Maty, homme assez sensé, mérite un souvenir ; il ne manquait point de connaissances réelles, et c’est l’homme qui, encouragé par Chesterfield, a le premier jeté un pont de communication entre la France et l’Angleterre. Dans l’histoire des Revues, sa Bibliothèque britannique doit prendre place entre l’admirable Review de Daniel de Foë, le Journal des Savans de Sallo et les Nouvelles de la République des Lettres. Bayle, journaliste merveilleux, avait connu et encouragé Maty, laborieux et modeste pionnier littéraire qui possédait les deux idiomes, chose rare à cette époque. Voici donc comment s’est décidé le mouvement nouveau qui a rapproché les deux races : Bolingbroke, esprit décisif, mauvais écrivain, ardent à toute entreprise nouvelle, donna l’impulsion ; Chesterfield, qui le suivit, répandit le goût français dans les salons britanniques ; Maty, qui vint ensuite, continua et rendit plus intime la fusion intellectuelle des deux pays. Nul n’était moins apte que Maty à résoudre ce problème assez complexe, le caractère de Chesterfield, — un caractère factice, — frivolité calculée, personnalité déguisée sous l’élégance. Il prétendit à tout, sans atteindre une supériorité décidée dans aucune carrière, et ne s’appropria ni la souveraine gestion des affaires ni le trône des lettres. Amant passionné de la forme, de l’apparence et du mensonge, cet homme qui voulait tout dompter, plaire à tous, tout enlever par la séduction, remporta une multitude de petits succès qui ne le satisfirent pas. Il n’eut jamais de grand triomphe : il n’avait pas de génie ; il n’obtint pas l’estime : il était sans moralité ; le bonheur lui manqua : il n’avait pas de cœur. Élève de Fontenelle pour le style, de Hobbes pour la philosophie, de La Rochefoucauld pour l’observation, il déprécia trop les hommes, et fut puni pour avoir trop estimé le succès.

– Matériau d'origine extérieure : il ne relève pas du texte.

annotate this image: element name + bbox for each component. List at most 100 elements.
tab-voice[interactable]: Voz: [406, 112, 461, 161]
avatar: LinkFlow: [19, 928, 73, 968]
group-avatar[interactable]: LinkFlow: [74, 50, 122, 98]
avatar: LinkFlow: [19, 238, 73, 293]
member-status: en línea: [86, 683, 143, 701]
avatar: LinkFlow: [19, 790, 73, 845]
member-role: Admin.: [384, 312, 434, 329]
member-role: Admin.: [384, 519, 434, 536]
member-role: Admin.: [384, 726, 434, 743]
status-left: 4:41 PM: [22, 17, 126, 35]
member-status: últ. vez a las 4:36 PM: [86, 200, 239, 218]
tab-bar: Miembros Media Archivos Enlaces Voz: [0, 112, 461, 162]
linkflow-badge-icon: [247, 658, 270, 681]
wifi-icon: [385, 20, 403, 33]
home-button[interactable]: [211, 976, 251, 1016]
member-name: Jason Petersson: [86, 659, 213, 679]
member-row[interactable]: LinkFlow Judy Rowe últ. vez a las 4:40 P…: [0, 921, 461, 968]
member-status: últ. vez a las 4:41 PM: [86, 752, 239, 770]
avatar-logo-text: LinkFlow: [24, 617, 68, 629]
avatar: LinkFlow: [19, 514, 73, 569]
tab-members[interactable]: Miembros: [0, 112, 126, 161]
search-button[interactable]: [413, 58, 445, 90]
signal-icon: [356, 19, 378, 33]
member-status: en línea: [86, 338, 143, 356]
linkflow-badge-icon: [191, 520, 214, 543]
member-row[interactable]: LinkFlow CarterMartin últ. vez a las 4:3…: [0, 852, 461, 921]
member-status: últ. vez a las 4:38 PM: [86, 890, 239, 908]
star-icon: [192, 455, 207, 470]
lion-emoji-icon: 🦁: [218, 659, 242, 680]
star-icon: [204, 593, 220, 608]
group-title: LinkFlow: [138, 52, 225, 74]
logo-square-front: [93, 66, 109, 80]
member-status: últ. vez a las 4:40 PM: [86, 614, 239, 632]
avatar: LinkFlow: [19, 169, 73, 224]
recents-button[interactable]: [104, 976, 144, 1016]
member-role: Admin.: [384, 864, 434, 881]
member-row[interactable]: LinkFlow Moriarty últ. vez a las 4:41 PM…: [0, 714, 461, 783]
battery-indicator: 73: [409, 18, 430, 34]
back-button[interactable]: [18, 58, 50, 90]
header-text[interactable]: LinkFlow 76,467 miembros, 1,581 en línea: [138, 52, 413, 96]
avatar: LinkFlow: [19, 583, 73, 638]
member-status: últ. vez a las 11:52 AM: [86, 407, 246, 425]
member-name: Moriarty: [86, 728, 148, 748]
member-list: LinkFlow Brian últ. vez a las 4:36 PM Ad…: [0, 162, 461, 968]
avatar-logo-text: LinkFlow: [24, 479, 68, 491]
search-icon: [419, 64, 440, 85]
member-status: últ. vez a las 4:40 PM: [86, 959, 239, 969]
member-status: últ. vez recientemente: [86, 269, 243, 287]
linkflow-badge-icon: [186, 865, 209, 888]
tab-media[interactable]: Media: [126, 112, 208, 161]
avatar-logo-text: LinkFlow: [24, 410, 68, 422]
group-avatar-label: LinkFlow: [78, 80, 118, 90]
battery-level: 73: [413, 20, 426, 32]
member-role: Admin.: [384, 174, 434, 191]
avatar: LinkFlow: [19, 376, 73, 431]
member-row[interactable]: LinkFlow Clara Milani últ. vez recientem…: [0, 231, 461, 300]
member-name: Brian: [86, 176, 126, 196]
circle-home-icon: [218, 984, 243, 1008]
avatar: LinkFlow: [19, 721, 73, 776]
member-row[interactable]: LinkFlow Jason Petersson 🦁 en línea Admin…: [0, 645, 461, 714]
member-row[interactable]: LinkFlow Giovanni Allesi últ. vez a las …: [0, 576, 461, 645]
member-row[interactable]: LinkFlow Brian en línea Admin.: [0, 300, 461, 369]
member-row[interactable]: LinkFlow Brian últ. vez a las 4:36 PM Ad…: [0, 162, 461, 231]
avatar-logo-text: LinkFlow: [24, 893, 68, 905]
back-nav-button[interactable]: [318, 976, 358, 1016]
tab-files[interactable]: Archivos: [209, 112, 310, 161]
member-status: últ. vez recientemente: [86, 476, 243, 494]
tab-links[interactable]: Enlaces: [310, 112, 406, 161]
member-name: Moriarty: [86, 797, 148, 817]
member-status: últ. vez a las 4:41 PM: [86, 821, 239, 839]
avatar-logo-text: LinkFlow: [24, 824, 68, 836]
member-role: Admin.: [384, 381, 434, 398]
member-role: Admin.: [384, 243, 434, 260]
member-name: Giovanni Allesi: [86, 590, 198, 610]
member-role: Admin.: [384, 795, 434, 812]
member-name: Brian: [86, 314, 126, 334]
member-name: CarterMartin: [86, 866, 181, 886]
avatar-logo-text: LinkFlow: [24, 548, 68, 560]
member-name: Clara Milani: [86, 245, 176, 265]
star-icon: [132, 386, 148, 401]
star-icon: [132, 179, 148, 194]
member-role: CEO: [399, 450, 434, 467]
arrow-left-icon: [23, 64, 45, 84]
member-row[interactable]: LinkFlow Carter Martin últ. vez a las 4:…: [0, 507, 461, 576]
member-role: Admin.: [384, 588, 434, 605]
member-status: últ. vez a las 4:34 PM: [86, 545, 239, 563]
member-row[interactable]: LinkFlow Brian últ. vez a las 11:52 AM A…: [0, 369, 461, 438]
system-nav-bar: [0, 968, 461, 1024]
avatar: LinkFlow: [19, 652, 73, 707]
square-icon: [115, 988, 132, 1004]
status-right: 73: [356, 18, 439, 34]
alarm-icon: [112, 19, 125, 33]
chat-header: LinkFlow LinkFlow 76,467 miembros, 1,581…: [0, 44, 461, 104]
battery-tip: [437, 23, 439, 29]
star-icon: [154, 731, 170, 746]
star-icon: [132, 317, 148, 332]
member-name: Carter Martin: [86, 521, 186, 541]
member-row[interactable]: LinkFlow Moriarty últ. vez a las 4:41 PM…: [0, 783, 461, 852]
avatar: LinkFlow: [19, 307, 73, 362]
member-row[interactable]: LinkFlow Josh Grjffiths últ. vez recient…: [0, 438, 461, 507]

Chesterfield avait-il raison ? Sa philosophie est-elle admissible ? N’y a-t-il donc que mensonge et apparence ? Devons-nous être frivoles par système, et rien de sérieux n’est-il digne de nous occuper ? La réponse à ces questions est dans la vie même que, pour la première fois et grace aux documens mis en lumière depuis peu d’années, nous avons analysée fidèlement. Si l’on évoquait, au moyen de cette forme littéraire qui avait grand succès de son temps, le comte de Chesterfield, on pourrait causer avec lui dans un dialogue des morts, et lui dire : « Monsieur le comte, votre vie dément vos principes. Dans le cours d’une si longue carrière, vous n’avez eu qu’un beau moment, celui où, enchaîné en Irlande à des affaires graves, répugnant aux vices grossiers et aux mœurs brutales qui y régnaient, loin des petites intrigues de Londres, des maîtresses de rois, de la table de jeu et du salon de lady Yarmouth, vous avez abdiqué votre frivolité, voulu et fait le bien, adopté des mesures utiles, embrassé des intérêts sérieux, et dû à cette déviation de vos théories factices l’éclair de grandeur qui a traversé votre vie. »


PHILARÈTE CHASLES.

  1. The Letters of Philip Dormer Stanhope Earl of Chesterfeld, including numerous letters first published… etc. ; edited by lord Mahon (London, 4 vol. 1845). — Sufolk Papers (1820, 2 vol.). — Lettres de lord Chesterfield à son fils Philippe Stanhope, précédées d’une notice par M. Amédée Renée (2 vol. in-12, 1842) ; Paris, Jules Labitte.
  2. « Ravens, screech-owls, and birds of ill-omen,… etc. » - T. III, p. 21-22.
  3. New Atalantis, passim.
  4. The Bouse of Nassau, etc.
  5. Tome II, page 280.
  6. Sir C. Hanbury Williams.
  7. V. notre article sur Sophie-Dorothée, Revue des Deux Mondes,15 juillet 1845.
  8. Miscellaneous Works, vol. II, p. 48-49.
  9. Londres, 1774.
  10. ::Unlike my subject now shall by my song,
    It shall be witty, and it shan’t be long.